Let’s start from the beginning. . . .

Amazon is like Isis, says literary agent.

Wow, nothing like hitting a butt-ton of hot buttons right off the bat. Funny, you’d think with all the media coverage of the evil that is Amazon (yes, I’m being sarcastic), someone would have picked up the stories of the corporate troubleshooters going around beheading folks who it saw as being wrong. Hell, they’d have started with more than a few publishers and agents long ago. Funny, but I haven’t seen anything about that. Have you?

The online retailer has long been accused of making it nearly impossible for authors to earn a living.

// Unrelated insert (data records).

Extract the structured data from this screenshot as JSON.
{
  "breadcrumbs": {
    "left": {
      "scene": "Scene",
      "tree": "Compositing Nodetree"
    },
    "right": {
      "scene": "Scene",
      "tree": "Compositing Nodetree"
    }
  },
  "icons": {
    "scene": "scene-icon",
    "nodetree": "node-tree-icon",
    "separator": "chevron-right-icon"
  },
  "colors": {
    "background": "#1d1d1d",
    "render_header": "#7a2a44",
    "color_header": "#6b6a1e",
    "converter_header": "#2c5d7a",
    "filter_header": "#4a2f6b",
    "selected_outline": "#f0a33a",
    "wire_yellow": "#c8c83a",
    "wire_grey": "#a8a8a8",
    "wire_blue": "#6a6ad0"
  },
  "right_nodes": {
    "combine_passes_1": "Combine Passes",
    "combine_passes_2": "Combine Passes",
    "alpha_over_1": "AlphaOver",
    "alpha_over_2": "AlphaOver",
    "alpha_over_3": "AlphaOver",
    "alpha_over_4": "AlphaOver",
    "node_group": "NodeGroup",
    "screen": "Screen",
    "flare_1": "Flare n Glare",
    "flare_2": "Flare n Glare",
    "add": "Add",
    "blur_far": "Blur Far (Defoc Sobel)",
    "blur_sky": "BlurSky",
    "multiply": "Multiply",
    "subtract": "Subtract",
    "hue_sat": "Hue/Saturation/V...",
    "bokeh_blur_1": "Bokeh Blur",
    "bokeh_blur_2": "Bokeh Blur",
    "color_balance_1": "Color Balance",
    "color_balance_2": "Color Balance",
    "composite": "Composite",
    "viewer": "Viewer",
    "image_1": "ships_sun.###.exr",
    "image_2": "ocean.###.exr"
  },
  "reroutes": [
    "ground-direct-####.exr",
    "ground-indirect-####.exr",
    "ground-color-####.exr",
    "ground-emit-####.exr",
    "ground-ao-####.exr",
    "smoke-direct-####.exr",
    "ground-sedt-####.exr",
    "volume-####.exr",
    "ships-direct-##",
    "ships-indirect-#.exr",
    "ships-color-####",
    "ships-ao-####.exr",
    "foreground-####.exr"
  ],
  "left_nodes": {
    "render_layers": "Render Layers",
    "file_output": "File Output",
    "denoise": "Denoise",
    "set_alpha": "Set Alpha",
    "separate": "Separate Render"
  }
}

What?!? Uh, not only no, but HELL NO.

Before Amazon started the KDP program, there was very little an author could do to get their work into the hands of the reading public. We vied for a very few slots available for new authors, sending our work out first to agents. Why first to agents? Because the vast majority of “real” publishers wouldn’t look at anything that didn’t come via that route. Then, if you were lucky enough to find an agent — who would take at least 15% of anything you earned plus expenses — your work was submitted to publishers. There was never any guarantee that you would be picked up by a publishing house and, if you were, you’d get your advance and probably never see another penny from your book.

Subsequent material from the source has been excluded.